Post Tenebras Lux

Crítica de Ezequiel Obregon - EscribiendoCine

Ese mal cotidiano

Carlos Reygadas es un director consagrado a la polémica. Tal como ocurrió con Batalla en el Cielo (2005) y –en menor medida- con Luz silenciosa (2007), Post Tenebras Lux (2012) invita a ser amada o defenestrada. Nuevamente, el clima ominoso que tan bien construye le sirve para poner su mirada sobre una familia de clase-media acomodada.

Genial, abyecto, ambicioso, ridículo, sutil, pretencioso. Las voces se superponen, a favor y en contra, pero tal como ocurre con otros de sus contemporáneos (Lars von Trier, por citar un caso, otro “mimado” de Cannes), Carlos Reygadas nunca pasa desapercibido. A veces apela a esos golpes de efecto un tanto caprichosos (recuérdese el sexo oral en primer plano, en Batalla en el Cielo), pero no por eso su cine deja de ser meticuloso, programático, “ambicioso”.

La película comienza con una niña de unos ojos cautivantes, en medio de la nada. Poco a poco; los truenos, la lluvia, el viento. Aquello que comienza como un signo sin respuesta (¿qué hace allí?, ¿por qué está sola?) se transforma en tensión pura. No habrá una continuidad explícita entre esa secuencia inicial y el resto del relato, pero atención: Post Tenebras Lux hace de la elipsis y el tono disruptivo su razón de ser.

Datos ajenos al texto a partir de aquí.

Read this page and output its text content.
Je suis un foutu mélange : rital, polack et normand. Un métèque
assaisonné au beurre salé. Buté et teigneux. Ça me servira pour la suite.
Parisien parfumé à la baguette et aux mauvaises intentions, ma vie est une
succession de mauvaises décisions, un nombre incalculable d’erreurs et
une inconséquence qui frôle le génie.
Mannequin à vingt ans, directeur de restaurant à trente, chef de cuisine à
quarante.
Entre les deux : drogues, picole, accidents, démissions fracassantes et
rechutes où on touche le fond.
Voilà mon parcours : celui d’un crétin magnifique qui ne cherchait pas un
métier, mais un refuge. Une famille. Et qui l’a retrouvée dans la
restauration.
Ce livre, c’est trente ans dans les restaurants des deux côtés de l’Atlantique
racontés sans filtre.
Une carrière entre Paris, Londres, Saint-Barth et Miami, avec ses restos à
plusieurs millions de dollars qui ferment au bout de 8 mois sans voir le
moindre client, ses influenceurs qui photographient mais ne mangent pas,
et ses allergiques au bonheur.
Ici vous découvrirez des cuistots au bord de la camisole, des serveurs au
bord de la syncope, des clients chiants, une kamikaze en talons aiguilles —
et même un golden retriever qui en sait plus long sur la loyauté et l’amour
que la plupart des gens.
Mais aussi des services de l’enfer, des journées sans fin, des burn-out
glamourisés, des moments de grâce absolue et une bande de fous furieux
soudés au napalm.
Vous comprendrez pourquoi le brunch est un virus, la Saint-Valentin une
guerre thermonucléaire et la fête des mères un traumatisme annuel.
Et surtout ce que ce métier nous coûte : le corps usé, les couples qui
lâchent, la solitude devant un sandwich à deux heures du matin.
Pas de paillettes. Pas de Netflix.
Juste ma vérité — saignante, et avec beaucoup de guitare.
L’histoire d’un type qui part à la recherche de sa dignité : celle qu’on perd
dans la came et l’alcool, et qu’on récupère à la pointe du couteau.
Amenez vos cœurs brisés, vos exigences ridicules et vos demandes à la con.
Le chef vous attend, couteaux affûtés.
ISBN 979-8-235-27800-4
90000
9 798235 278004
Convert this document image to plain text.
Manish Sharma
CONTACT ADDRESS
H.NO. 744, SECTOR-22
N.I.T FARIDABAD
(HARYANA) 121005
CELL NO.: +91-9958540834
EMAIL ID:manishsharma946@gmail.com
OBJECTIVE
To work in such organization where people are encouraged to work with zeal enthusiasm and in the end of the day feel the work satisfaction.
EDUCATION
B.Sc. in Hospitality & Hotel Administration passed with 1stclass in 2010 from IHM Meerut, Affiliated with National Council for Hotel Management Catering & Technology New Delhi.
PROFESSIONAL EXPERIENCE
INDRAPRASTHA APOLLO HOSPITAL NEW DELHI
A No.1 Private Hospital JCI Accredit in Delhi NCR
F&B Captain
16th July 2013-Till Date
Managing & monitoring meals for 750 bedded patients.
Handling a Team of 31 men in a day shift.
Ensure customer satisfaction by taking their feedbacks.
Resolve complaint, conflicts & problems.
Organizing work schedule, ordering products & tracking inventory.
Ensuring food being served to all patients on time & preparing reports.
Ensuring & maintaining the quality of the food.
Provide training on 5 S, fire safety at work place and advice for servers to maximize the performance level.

Al igual que en Japón (2002), en donde ignorábamos qué motivaba el acto sexual entre el forastero y la anciana, aquí las marcas sociales más claras (relato del inconformismo de clase, la fe católica como “opio del pueblo”, etc.) no se enmarcan dentro de una tesis.

El enigma sobrevuela a la familia de Juan, que no termina de “encajar” en el campo. Su esposa es –tal vez, sin reconocerlo- una servidora que oscila entre la tarea de acompañarlo y cuidar a los hijos. Hacia el cuarto del matrimonio llega en una noche el diablo (sí, ¡Satanás!), de cuerpo delicado y fosforescente… Dato curioso: porta una caja de herramientas y camina despacio, para no alterar a los niños y poder hacer su trabajo. El diablo “trabaja”: tiene una tarea, cumple. Uno de los pequeños lo descubre, pero no dirá nada.

Tal vez, esa secuencia grafique aquello que el director hace una y otra vez, por momentos con una morosidad difícil de justificar; demostrar que sobre lo explícito hay alguien que calla, algo que el relato ni siquiera sugiere. Ya no se trata de señalar mediante indicios aquella parte del iceberg que no vemos, sino de marcar que hay miradas que se pierden, que nos abandonan. Y nos conducen a un vacío que, en definitiva, nos iguala. El relato “posa” su mirada, más allá de construirla. Poco a poco, la película ingresa a un mundo sexual perturbador, a una vida cotidiana plomiza, y a la delincuencia que precipita un final trágico y también alegórico. El mal, parece sugerir Carlos Reygadas, puede ser imperceptible pero está ahí, a la vuelta de la esquina.